Fiscal performance saw a primary surplus of 2.5 percent of GDP in 2025. The public debt-to-GDP ratio decreased sharply from 61.8 percent in 2024 to 44.7 percent by the end of 2025, exceeding IMF targets ahead of schedule.
Debt servicing pressures eased considerably, with the debt-to-domestic revenue ratio falling from 55.7 percent in 2022 to 28.8 percent in 2025, even with the resumption of full Eurobond payments. Ghana’s debt risk rating improved from “high risk” to “moderate risk” under the Debt Sustainability Analysis.
Inflation experienced a notable decline, dropping from 23.8 percent in December 2024 to 3.4 percent by April 2026. Interest rates also fell sharply, with the 91-day Treasury bill rate dropping by over 2,300 basis points to 4.8 percent. Government bond yields and the policy rate saw substantial reductions.
Externally, the current account balance recorded a surplus of 8.3 percent of GDP in 2025. The Ghanaian cedi appreciated by an impressive 40.7 percent against the US dollar.
Implications and Future Outlook
Dr. Forson concluded by emphasizing that these results validate the effectiveness of fiscal prudence and disciplined economic management. He stated that macroeconomic stability is the bedrock for sustainable growth, attracting investor confidence, and fostering job creation.

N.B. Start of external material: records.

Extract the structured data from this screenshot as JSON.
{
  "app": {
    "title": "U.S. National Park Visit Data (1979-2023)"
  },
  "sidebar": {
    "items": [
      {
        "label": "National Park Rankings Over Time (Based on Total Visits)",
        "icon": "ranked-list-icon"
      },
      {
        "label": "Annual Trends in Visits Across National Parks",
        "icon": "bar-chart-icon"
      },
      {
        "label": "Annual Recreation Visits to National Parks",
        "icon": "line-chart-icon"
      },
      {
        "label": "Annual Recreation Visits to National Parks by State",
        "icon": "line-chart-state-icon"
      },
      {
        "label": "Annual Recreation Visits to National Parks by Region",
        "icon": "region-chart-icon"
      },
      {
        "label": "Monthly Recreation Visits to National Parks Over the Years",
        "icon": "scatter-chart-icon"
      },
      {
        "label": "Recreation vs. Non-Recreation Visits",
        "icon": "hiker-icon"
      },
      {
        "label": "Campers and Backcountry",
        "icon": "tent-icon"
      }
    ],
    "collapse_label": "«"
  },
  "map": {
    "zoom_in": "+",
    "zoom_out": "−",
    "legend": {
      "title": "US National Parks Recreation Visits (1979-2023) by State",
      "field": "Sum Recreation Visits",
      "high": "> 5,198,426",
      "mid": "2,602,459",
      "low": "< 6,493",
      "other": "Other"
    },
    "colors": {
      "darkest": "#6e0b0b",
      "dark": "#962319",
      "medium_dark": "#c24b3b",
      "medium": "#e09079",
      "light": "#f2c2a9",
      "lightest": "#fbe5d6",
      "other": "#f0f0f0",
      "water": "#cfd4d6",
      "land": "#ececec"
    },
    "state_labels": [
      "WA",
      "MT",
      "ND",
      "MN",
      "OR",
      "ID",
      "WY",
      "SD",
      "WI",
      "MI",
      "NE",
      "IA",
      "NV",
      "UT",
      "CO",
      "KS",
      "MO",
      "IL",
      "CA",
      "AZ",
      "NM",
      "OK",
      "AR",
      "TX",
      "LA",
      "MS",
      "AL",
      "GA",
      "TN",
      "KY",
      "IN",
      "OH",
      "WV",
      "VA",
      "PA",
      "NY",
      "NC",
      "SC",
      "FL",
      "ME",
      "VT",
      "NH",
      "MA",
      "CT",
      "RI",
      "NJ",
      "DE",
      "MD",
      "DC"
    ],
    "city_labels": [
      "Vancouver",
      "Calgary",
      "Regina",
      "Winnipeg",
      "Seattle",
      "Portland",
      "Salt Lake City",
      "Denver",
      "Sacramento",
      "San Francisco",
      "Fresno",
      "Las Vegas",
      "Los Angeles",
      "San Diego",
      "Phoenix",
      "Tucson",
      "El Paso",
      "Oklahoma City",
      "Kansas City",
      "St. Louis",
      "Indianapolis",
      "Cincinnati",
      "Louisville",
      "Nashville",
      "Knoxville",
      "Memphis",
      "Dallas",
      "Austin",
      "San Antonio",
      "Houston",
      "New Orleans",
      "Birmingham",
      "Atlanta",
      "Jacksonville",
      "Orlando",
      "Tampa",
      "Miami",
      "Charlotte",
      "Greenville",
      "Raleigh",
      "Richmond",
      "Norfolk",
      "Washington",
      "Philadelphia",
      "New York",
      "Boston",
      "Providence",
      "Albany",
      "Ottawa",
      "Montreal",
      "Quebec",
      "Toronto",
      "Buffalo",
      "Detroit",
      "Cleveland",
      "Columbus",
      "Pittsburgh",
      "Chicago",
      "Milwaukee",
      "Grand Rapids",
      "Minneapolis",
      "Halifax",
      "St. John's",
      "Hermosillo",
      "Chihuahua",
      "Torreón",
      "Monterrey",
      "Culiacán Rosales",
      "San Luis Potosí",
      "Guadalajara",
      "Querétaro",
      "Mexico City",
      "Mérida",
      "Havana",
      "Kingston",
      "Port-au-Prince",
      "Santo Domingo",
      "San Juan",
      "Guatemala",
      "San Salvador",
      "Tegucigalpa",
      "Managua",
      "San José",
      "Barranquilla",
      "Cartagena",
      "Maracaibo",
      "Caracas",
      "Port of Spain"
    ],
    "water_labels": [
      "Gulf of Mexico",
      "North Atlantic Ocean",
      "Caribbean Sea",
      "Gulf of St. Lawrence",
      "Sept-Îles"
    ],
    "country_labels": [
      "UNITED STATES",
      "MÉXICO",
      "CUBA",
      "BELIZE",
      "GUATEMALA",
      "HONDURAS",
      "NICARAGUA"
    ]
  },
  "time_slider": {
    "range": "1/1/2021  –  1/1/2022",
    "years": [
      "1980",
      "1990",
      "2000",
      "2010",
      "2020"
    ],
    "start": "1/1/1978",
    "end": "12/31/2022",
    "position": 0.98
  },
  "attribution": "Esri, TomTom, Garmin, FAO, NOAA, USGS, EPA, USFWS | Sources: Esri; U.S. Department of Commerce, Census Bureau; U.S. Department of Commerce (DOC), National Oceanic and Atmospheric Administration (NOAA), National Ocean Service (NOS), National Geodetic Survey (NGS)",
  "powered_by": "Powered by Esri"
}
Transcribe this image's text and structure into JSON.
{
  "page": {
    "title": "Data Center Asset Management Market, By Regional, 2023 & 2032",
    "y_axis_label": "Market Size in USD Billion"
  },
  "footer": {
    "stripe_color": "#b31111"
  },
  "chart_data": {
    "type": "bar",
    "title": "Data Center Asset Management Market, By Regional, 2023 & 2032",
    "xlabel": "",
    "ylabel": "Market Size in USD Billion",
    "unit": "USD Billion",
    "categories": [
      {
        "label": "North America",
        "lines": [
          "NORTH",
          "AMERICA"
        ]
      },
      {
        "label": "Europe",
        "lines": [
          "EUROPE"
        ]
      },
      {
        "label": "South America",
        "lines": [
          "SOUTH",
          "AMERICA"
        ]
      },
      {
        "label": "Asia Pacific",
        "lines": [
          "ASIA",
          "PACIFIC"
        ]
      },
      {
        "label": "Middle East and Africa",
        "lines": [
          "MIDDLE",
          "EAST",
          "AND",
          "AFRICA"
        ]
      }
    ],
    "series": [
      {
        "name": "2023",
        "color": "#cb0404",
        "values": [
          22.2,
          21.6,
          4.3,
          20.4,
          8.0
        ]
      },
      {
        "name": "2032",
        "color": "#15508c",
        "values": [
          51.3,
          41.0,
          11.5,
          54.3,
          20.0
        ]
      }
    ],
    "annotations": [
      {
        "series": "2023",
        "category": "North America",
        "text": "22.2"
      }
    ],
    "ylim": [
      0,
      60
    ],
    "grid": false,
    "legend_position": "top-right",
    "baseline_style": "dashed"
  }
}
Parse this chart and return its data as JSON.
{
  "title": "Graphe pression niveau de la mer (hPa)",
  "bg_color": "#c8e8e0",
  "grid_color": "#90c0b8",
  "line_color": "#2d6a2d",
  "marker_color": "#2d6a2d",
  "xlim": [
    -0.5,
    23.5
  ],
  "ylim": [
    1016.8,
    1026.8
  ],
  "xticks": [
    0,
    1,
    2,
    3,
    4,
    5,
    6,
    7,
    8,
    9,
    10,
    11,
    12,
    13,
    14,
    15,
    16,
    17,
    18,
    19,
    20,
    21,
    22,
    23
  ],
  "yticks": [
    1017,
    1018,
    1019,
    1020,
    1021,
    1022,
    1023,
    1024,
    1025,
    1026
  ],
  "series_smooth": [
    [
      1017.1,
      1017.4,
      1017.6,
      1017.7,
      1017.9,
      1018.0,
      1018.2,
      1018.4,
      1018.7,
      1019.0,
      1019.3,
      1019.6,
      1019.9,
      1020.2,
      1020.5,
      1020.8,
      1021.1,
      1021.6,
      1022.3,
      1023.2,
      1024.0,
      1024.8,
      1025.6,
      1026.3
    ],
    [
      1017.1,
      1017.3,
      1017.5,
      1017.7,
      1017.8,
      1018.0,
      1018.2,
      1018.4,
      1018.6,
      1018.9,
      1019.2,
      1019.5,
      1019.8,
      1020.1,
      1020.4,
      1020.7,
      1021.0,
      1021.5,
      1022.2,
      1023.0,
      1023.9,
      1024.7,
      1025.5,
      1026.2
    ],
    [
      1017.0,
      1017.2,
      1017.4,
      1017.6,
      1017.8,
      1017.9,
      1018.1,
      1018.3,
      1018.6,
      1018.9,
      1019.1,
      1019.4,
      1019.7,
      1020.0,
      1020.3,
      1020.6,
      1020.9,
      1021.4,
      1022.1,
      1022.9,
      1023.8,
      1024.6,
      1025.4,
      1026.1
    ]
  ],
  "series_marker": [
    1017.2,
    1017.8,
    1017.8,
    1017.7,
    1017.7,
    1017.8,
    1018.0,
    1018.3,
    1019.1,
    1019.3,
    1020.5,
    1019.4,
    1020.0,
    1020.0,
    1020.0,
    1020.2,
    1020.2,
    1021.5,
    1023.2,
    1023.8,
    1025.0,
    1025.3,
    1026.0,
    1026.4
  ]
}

The reported economic recovery suggests a potential shift in investor sentiment towards Ghana, provided these gains are sustained. The government’s commitment to fiscal discipline, as highlighted by the reforms, will be crucial in maintaining this positive trajectory. Investors and citizens alike will be watching closely to see if the implemented structural changes lead to long-term economic resilience and broad-based prosperity.